Along with the signs mentioned in the opening, common signs and symptoms include: coughing that is worse at night or early in the morning; wheezing; chest tightness; chronic, dry cough and shortness of breath. If you or someone you know is experiencing these, seek medical counsel. During your visit, your doctor will attain a medical and family history, perform a physical examination and may order lung function testing to make a diagnosis.  
 
It is challenging to diagnose asthma in children under the age of 5 years because there are a number of conditions that can mimic asthma symptoms (e.g., common cold, respiratory infections).

Is all asthma the same?
No! It is usually classified based on the frequency and severity of symptoms: intermittent, mild persistent, moderate persistent and severe persistent. Treatment plans are tailored to the type of asthma.

What are the types of medicines available?     
Most medications are in the form of inhalers because they can directly enter the site of action—your lungs. There are two main categories: long-term and short-term inhalers.

In persistent forms of asthma, your doctor will likely prescribe a daily, long-term corticosteroid control medication to prevent airway inflammation that causes symptoms in the first place. In other words, “stop the problem before it starts!” These long-term inhalers help prevent an exacerbation but are not effective at treating one.
 
Short-term inhalers are often termed “rescue” inhalers that can relax muscles around your airways during a flare-up. They are used during an exacerbation. In some instances, such as exercise or cold induced asthma, they may be prescribed before physical activity or going into the cold to dilate your airways.  
 
Oral steroids may be needed during severe exacerbations to decrease inflammation. And, too, allergy medications, such as over-the-counter antihistamines, saline rinses and decongestant nasal sprays, may help prevent an asthma attack.

Research and other advancements have made it possible for someone with asthma to live a normal, active life as well as sleep throughout the night. Like many illnesses, asthma requires the patient to take an active role in managing it, in order to be most effective. This includes avoiding triggers, taking medications as prescribed, seeking medical care early when an exacerbation hits and is not controlled, and establishing a strong partnership with your medical team.

And, too, consuming a balanced diet, maintaining a healthy weight, and decreasing stress are part of an overall approach to keeping asthma (as well as a myriad of other health conditions) at bay. What you eat makes a difference. Studies have shown that diets rich in vitamin D, healthy fats, fruit, and veggies, and low in saturated and trans-fats decrease inflammation in our bodies. As we discussed, inflammation triggers asthma symptoms.
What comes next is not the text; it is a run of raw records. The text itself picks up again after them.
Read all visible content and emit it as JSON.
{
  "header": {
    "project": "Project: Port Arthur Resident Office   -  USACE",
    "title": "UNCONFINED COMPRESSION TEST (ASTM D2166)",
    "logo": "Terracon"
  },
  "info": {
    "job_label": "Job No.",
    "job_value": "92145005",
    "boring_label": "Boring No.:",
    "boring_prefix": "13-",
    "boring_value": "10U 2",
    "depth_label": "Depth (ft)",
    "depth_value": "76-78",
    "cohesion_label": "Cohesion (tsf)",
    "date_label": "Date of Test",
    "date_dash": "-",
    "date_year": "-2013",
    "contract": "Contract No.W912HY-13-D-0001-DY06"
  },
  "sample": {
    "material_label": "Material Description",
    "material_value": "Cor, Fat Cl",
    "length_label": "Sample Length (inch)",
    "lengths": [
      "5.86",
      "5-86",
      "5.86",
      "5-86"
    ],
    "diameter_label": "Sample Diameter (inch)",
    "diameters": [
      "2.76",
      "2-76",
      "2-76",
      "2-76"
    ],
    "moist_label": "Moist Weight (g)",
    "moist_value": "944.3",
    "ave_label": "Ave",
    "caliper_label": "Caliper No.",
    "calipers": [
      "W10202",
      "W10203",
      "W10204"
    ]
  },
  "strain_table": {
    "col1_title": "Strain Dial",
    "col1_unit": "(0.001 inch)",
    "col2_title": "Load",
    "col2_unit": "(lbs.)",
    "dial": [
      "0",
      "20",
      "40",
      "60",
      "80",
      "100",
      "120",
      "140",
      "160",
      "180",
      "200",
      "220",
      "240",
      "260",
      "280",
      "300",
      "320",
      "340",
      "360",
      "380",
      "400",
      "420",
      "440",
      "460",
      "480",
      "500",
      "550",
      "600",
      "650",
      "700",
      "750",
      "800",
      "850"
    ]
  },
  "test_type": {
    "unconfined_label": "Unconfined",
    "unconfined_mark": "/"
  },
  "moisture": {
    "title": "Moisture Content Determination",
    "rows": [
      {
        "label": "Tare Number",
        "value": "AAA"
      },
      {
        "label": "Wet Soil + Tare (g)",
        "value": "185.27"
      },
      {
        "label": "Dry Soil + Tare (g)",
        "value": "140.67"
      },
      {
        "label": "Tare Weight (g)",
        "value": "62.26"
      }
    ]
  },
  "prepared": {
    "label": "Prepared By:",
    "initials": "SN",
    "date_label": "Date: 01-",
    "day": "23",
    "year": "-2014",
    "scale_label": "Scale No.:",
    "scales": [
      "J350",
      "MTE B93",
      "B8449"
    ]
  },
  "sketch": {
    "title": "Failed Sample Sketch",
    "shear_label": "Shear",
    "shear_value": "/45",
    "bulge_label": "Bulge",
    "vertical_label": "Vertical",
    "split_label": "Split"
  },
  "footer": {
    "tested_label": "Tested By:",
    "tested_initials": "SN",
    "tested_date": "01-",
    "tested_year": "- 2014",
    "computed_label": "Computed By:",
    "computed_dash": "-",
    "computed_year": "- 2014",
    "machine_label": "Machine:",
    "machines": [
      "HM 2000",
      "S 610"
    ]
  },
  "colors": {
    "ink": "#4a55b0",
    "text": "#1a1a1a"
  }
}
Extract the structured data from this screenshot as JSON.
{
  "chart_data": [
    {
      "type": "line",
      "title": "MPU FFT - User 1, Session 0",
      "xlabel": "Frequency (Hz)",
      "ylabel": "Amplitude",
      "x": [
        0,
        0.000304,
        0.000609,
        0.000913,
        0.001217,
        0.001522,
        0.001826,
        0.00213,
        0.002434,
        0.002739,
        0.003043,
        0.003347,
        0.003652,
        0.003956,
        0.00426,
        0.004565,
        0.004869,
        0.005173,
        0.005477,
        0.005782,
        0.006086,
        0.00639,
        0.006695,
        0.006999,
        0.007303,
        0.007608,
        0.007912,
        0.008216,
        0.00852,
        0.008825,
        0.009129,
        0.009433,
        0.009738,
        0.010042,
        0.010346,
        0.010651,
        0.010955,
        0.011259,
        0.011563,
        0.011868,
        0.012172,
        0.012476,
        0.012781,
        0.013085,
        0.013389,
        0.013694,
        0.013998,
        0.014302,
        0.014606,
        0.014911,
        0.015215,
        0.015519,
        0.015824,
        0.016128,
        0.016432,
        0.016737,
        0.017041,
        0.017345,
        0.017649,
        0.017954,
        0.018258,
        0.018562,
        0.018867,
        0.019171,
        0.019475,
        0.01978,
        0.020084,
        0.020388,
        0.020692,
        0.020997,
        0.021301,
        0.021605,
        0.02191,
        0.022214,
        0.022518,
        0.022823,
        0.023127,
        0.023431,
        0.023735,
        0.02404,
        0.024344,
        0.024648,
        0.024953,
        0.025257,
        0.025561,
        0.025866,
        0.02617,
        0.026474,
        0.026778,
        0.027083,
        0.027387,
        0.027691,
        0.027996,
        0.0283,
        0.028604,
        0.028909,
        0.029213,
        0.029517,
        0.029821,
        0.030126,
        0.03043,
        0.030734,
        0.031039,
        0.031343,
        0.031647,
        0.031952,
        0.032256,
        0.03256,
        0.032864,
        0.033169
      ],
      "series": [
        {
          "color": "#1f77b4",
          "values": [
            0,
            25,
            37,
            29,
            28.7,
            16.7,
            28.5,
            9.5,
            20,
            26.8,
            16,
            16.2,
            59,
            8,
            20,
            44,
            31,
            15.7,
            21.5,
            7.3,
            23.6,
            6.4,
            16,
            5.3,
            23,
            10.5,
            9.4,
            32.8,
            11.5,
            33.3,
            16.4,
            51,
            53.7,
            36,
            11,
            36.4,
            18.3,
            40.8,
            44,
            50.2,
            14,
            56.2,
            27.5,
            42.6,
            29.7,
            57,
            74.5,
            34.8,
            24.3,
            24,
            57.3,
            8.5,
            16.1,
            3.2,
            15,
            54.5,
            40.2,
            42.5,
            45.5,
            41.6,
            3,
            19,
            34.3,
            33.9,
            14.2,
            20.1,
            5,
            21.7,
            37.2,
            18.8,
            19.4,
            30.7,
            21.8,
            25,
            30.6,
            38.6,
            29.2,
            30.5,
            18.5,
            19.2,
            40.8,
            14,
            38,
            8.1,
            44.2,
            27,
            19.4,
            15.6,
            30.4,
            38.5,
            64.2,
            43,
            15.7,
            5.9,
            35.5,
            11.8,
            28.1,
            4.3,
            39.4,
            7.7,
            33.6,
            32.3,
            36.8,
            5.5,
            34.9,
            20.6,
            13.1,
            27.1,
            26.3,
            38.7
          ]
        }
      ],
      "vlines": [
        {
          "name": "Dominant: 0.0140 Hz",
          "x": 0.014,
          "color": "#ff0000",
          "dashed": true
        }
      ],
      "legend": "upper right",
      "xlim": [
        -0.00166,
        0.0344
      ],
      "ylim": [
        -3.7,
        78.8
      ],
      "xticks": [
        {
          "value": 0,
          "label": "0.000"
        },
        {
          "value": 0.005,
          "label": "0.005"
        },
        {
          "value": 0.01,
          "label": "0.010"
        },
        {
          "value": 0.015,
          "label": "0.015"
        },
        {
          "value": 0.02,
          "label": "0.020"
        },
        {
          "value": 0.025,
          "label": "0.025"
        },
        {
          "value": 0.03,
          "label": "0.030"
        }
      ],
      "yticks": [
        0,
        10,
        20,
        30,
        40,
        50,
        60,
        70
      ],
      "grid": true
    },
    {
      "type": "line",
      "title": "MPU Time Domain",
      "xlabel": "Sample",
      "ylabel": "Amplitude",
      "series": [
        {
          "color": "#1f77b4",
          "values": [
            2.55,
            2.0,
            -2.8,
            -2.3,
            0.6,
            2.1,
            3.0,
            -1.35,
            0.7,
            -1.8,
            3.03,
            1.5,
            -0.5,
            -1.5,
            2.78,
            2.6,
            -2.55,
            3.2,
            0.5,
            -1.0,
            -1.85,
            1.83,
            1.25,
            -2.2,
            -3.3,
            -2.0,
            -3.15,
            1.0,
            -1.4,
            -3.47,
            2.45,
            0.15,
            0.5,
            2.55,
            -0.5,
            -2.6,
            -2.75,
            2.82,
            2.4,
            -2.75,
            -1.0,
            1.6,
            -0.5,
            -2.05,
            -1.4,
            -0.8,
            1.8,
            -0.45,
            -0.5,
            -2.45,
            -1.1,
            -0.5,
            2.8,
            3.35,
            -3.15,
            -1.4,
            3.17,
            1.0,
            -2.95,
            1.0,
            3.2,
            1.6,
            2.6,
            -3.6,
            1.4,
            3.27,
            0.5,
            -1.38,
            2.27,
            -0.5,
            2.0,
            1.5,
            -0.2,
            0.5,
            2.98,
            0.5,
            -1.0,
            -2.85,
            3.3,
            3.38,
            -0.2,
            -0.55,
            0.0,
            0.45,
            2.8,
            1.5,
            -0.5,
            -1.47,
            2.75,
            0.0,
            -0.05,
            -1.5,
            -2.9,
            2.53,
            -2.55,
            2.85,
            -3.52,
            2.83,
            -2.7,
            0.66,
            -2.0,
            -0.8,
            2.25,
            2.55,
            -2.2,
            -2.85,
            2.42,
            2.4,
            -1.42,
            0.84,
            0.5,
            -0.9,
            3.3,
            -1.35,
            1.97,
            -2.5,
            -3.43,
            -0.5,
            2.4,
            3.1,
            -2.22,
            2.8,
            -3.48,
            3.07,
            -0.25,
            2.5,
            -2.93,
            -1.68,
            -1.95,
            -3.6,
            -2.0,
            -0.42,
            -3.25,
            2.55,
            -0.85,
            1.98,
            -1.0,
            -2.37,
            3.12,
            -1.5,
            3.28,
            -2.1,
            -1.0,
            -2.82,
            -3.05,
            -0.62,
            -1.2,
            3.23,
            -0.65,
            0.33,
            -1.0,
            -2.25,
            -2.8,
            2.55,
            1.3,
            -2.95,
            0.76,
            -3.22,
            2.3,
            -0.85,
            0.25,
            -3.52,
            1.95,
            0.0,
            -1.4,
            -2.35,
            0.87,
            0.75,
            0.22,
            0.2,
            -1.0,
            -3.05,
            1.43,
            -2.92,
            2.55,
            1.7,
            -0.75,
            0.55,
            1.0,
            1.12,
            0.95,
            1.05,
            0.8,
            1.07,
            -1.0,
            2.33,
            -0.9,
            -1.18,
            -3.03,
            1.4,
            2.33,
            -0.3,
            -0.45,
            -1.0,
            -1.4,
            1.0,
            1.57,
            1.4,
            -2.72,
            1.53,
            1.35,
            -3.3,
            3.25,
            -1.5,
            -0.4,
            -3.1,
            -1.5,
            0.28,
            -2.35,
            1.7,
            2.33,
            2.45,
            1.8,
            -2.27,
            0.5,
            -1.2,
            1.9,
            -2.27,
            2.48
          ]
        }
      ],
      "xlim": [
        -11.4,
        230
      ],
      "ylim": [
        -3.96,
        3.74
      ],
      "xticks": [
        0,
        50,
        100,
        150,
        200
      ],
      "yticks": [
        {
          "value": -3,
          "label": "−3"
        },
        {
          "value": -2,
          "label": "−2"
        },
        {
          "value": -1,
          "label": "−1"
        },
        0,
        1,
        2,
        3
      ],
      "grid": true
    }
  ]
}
As well, we know stress is bad for our health, and can be a trigger of asthma, similar to dust or pollen. While the mechanism is not completely understood, when we are stressed, we breathe harder and faster and our immune system is weakened.
 
Getting a proper diagnosis and creating – and maintaining – an asthma action plan (treatment) with your healthcare provider that is tailored to your symptoms are important steps to managing this chronic condition.